Par ailleurs, il convient de noter qu’outre le pôle public qui a rempli sa mission de service public, plusieurs radios privées ont contribué à l’animation de la communication politique électorale. Ceci constitue une première en matière de communication audiovisuelle dans le cadre d’échéances électorales.

 Si la Haute autorité de la Communication Audiovisuelle a interagi avec ces échéances conformément aux prérogatives qui lui sont imparties par la loi et dans le respect total de la ligne éditoriale de chaque opérateur, elle n’en demeure pas moins consciente des motifs de certaines difficultés qu’elle a relevées lors de l’application de sa décision. Cela sera analysé afin d’en tirer les enseignements qui s’imposent dans le but de perfectionner le système régissant la gestion du pluralisme politique en période électorale dans les médias audiovisuels.

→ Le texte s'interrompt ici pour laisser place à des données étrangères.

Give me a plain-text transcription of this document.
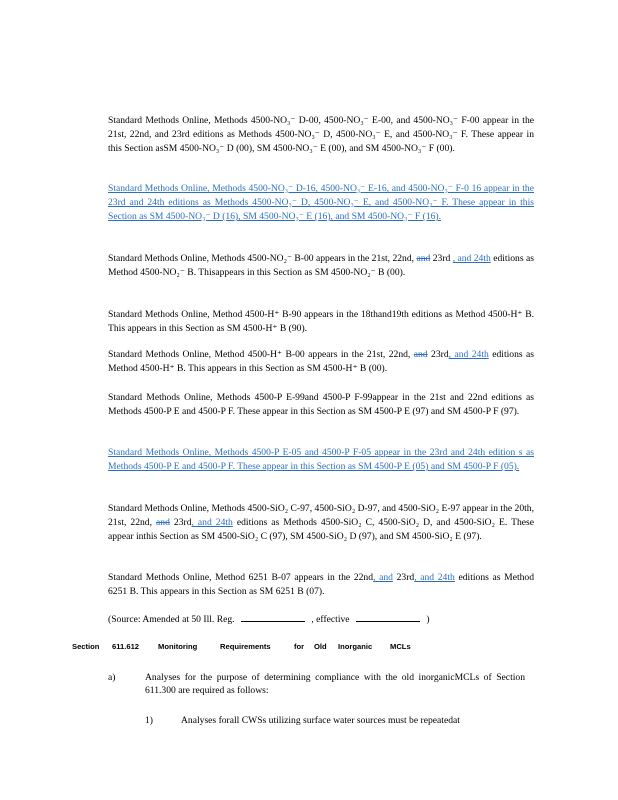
Standard Methods Online, Methods 4500-NO₃⁻ D-00, 4500-NO₃⁻ E-00, and 4500-NO₃⁻ F-00 appear in the 21st, 22nd, and 23rd editions as Methods 4500-NO₃⁻ D, 4500-NO₃⁻ E, and 4500-NO₃⁻ F. These appear in this Section asSM 4500-NO₃⁻ D (00), SM 4500-NO₃⁻ E (00), and SM 4500-NO₃⁻ F (00).
Standard Methods Online, Methods 4500-NO₃⁻ D-16, 4500-NO₃⁻ E-16, and 4500-NO₃⁻ F-0 16 appear in the 23rd and 24th editions as Methods 4500-NO₃⁻ D, 4500-NO₃⁻ E, and 4500-NO₂⁻ F. These appear in this Section as SM 4500-NO₃⁻ D (16), SM 4500-NO₃⁻ E (16), and SM 4500-NO₃⁻ F (16).
Standard Methods Online, Methods 4500-NO₂⁻ B-00 appears in the 21st, 22nd, and 23rd , and 24th editions as Method 4500-NO₂⁻ B. Thisappears in this Section as SM 4500-NO₂⁻ B (00).
Standard Methods Online, Method 4500-H⁺ B-90 appears in the 18thand19th editions as Method 4500-H⁺ B. This appears in this Section as SM 4500-H⁺ B (90).
Standard Methods Online, Method 4500-H⁺ B-00 appears in the 21st, 22nd, and 23rd, and 24th editions as Method 4500-H⁺ B. This appears in this Section as SM 4500-H⁺ B (00).
Standard Methods Online, Methods 4500-P E-99and 4500-P F-99appear in the 21st and 22nd editions as Methods 4500-P E and 4500-P F. These appear in this Section as SM 4500-P E (97) and SM 4500-P F (97).
Standard Methods Online, Methods 4500-P E-05 and 4500-P F-05 appear in the 23rd and 24th edition s as Methods 4500-P E and 4500-P F. These appear in this Section as SM 4500-P E (05) and SM 4500-P F (05).
Standard Methods Online, Methods 4500-SiO₂ C-97, 4500-SiO₂ D-97, and 4500-SiO₂ E-97 appear in the 20th, 21st, 22nd, and 23rd, and 24th editions as Methods 4500-SiO₂ C, 4500-SiO₂ D, and 4500-SiO₂ E. These appear inthis Section as SM 4500-SiO₂ C (97), SM 4500-SiO₂ D (97), and SM 4500-SiO₂ E (97).
Standard Methods Online, Method 6251 B-07 appears in the 22nd, and 23rd, and 24th editions as Method 6251 B. This appears in this Section as SM 6251 B (07).
(Source: Amended at 50 Ill. Reg.	, effective	)
Section 611.612 Monitoring	Requirements	for Old Inorganic MCLs
a)	Analyses for the purpose of determining compliance with the old inorganicMCLs of Section 611.300 are required as follows:
1)	Analyses forall CWSs utilizing surface water sources must be repeatedat
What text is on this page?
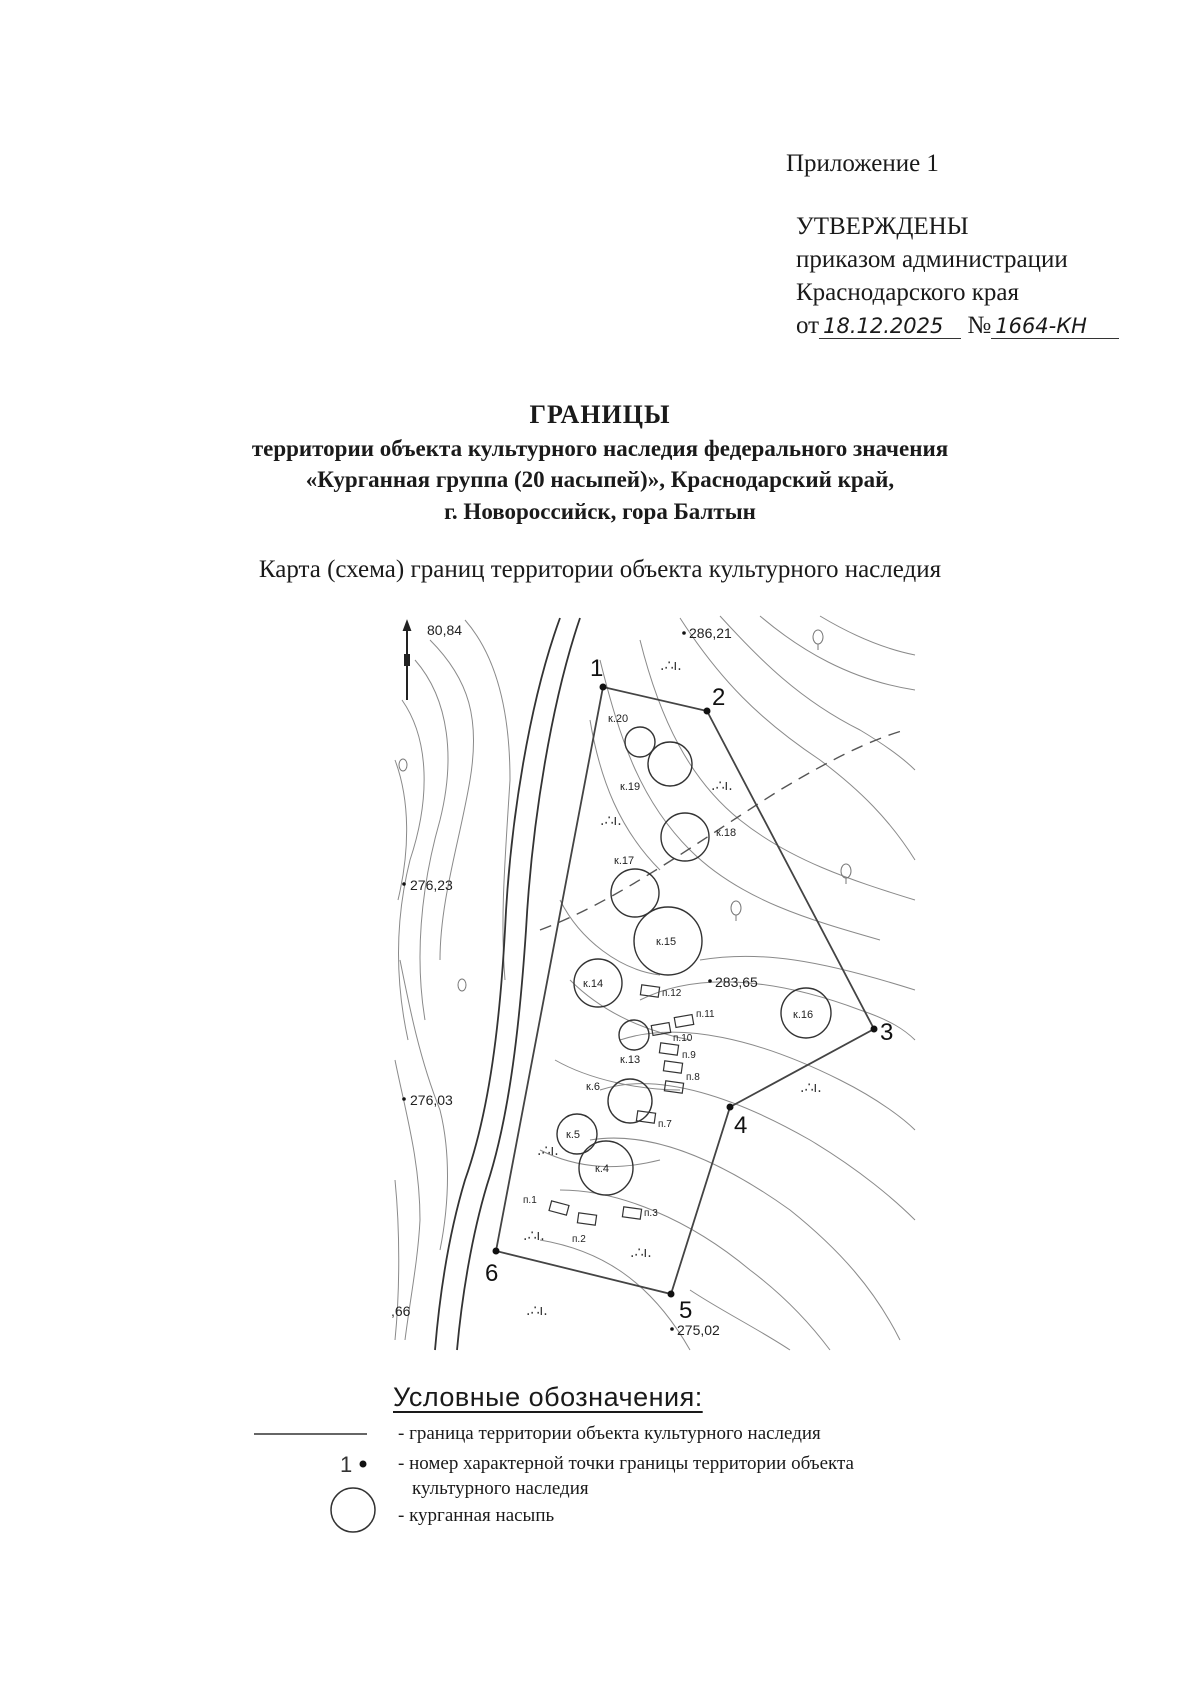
Приложение 1
УТВЕРЖДЕНЫ
приказом администрации
Краснодарского края
от 18.12.2025 № 1664-КН
ГРАНИЦЫ
территории объекта культурного наследия федерального значения
«Курганная группа (20 насыпей)», Краснодарский край,
г. Новороссийск, гора Балтын
Карта (схема) границ территории объекта культурного наследия
.∴ı.
.∴ı.
.∴ı.
.∴ı.
.∴ı.
.∴ı.
.∴ı.
.∴ı.
1
2
3
4
5
6
к.20
к.19
к.18
к.17
к.15
к.14
к.16
к.13
к.6
к.5
к.4
п.12
п.11
п.10
п.9
п.8
п.7
п.1
п.2
п.3
80,84	286,21
276,23
283,65
276,03
275,02
,66
Условные обозначения:
1
- граница территории объекта культурного наследия
- номер характерной точки границы территории объекта
культурного наследия
- курганная насыпь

 A cet effet, la Haute Autorité élaborera un rapport détaillé relatif à l’opération électorale dans les médias audiovisuels. Ce rapport sera discuté avec les opérateurs concernés, adressé aux parties concernées telles que définies dans l’article premier du dahir portant création de la HACA et ses résultats seront publiés afin d’en informer l’opinion publique nationale.

 

[1] Par seuil d’équité on entend la proportion de temps impartie à chaque parti politique selon la règle de répartition décrite à l’article 3 de la décision 14.07.

[2] Il s’agit des partis suivants : Al Ahd, Environnement et Développement, Choura et Istiqlal, Congrès National Ittihadi, Front des Forces Démocratiques, Mouvement Démocratique Social.

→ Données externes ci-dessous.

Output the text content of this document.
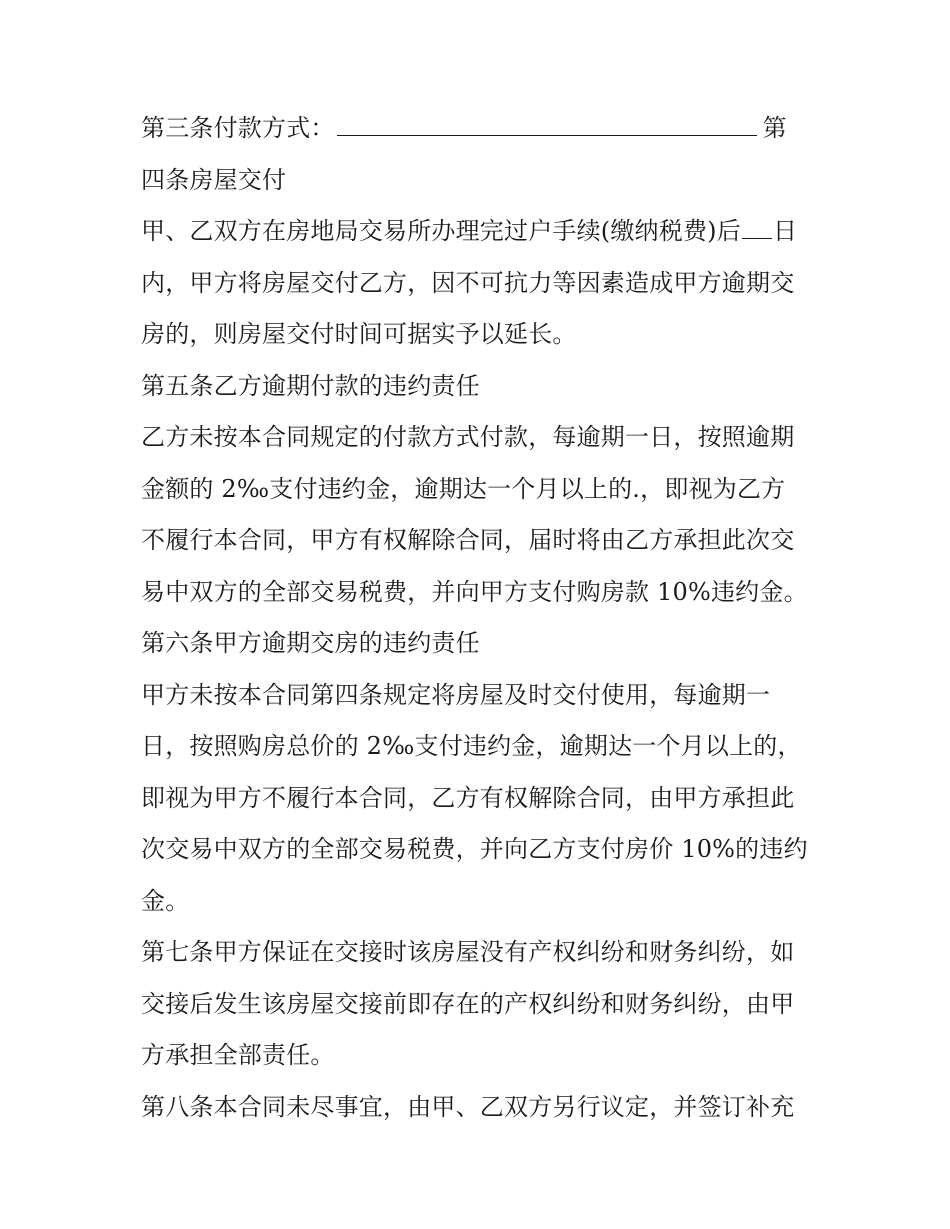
第三条付款方式：	第
四条房屋交付
甲、乙双方在房地局交易所办理完过户手续(缴纳税费)后 日
内，甲方将房屋交付乙方，因不可抗力等因素造成甲方逾期交
房的，则房屋交付时间可据实予以延长。
第五条乙方逾期付款的违约责任
乙方未按本合同规定的付款方式付款，每逾期一日，按照逾期
金额的 2‰支付违约金，逾期达一个月以上的.，即视为乙方
不履行本合同，甲方有权解除合同，届时将由乙方承担此次交
易中双方的全部交易税费，并向甲方支付购房款 10%违约金。
第六条甲方逾期交房的违约责任
甲方未按本合同第四条规定将房屋及时交付使用，每逾期一
日，按照购房总价的 2‰支付违约金，逾期达一个月以上的，
即视为甲方不履行本合同，乙方有权解除合同，由甲方承担此
次交易中双方的全部交易税费，并向乙方支付房价 10%的违约
金。
第七条甲方保证在交接时该房屋没有产权纠纷和财务纠纷，如
交接后发生该房屋交接前即存在的产权纠纷和财务纠纷，由甲
方承担全部责任。
第八条本合同未尽事宜，由甲、乙双方另行议定，并签订补充
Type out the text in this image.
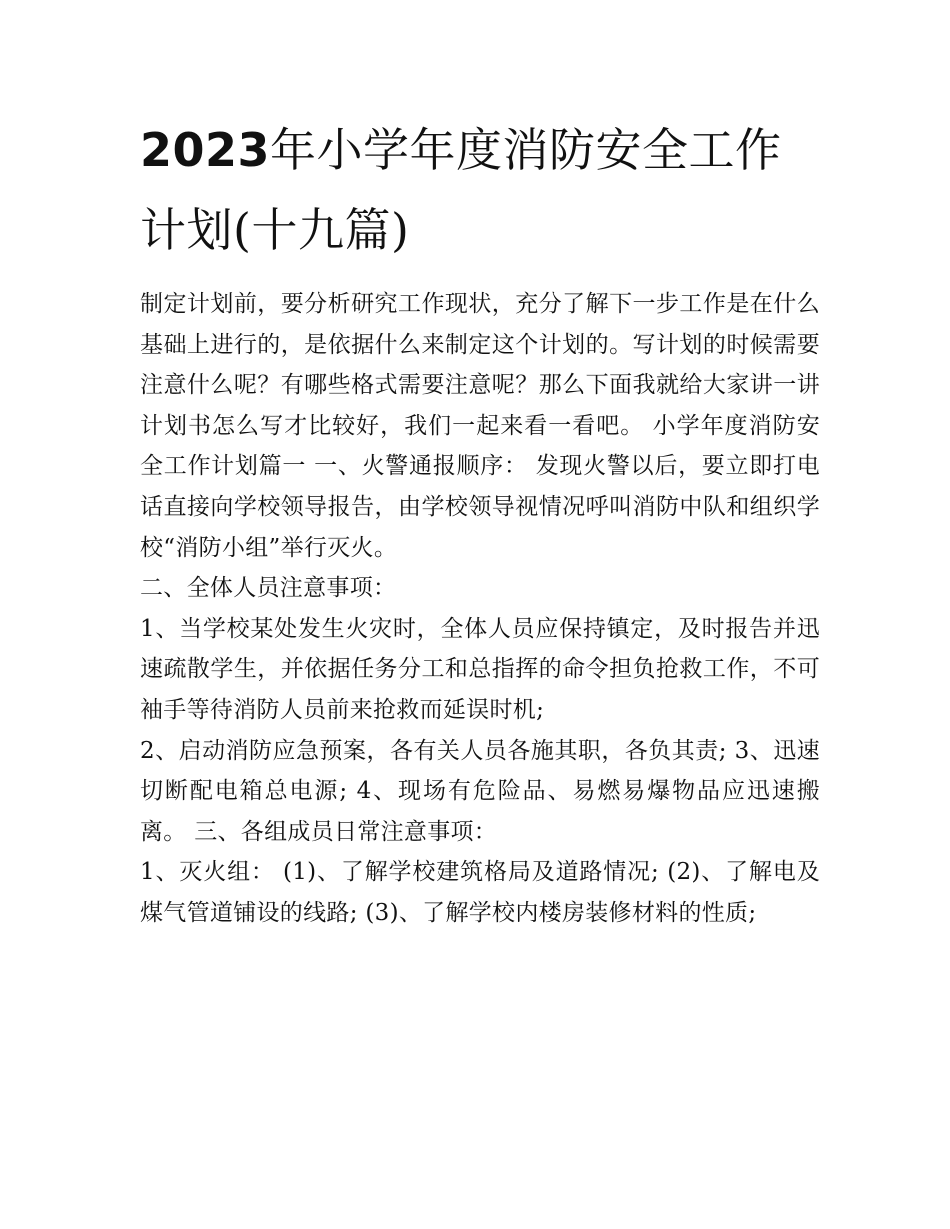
2023年小学年度消防安全工作计划(十九篇)

制定计划前，要分析研究工作现状，充分了解下一步工作是在什么基础上进行的，是依据什么来制定这个计划的。写计划的时候需要注意什么呢？有哪些格式需要注意呢？那么下面我就给大家讲一讲计划书怎么写才比较好，我们一起来看一看吧。 小学年度消防安全工作计划篇一 一、火警通报顺序： 发现火警以后，要立即打电话直接向学校领导报告，由学校领导视情况呼叫消防中队和组织学校“消防小组”举行灭火。

二、全体人员注意事项：

1、当学校某处发生火灾时，全体人员应保持镇定，及时报告并迅速疏散学生，并依据任务分工和总指挥的命令担负抢救工作，不可袖手等待消防人员前来抢救而延误时机;

2、启动消防应急预案，各有关人员各施其职，各负其责; 3、迅速切断配电箱总电源; 4、现场有危险品、易燃易爆物品应迅速搬离。 三、各组成员日常注意事项：

1、灭火组： (1)、了解学校建筑格局及道路情况; (2)、了解电及煤气管道铺设的线路; (3)、了解学校内楼房装修材料的性质;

[3] Parti du Centre Social, Parti de la Réforme et du Développement, Parti Al Amal, Parti de l’Action, Forces Citoyennes, Avant garde Démocratique Socialiste (Attaliâ), Parti de la Renaissance, Parti de la Société Démocratique, Parti des Initiatives Citoyennes pour le Développement, Parti de la Liberté et de la Justice Sociale.

[4] Il s’agit du Parti des Initiatives Citoyennes pour le Développement.

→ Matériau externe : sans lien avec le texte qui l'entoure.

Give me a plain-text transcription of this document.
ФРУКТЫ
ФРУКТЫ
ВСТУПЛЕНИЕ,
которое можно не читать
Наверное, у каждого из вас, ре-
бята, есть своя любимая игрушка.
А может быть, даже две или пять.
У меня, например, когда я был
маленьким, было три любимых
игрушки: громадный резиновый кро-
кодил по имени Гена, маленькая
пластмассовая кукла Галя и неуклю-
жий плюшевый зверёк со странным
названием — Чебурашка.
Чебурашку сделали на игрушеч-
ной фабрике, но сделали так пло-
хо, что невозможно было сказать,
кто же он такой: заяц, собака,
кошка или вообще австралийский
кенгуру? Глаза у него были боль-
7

[5] Il s’agit des plaintes émanant du : Parti de l’Environnement et du Développement en date du 28/08/2007, du Parti de la Justice et du Développement en date du 28/08/2007, Parti du Progrès et du Socialisme en date du 28/08/2007, du Parti Travailliste en date du 30/08/2007, du Front des Forces démocratiques en date du 07/09/2007, du Parti de l’Union Socialiste des Forces Populaires en date du 07/09/2007, et du Parti Socialiste en date du 07/09/2007.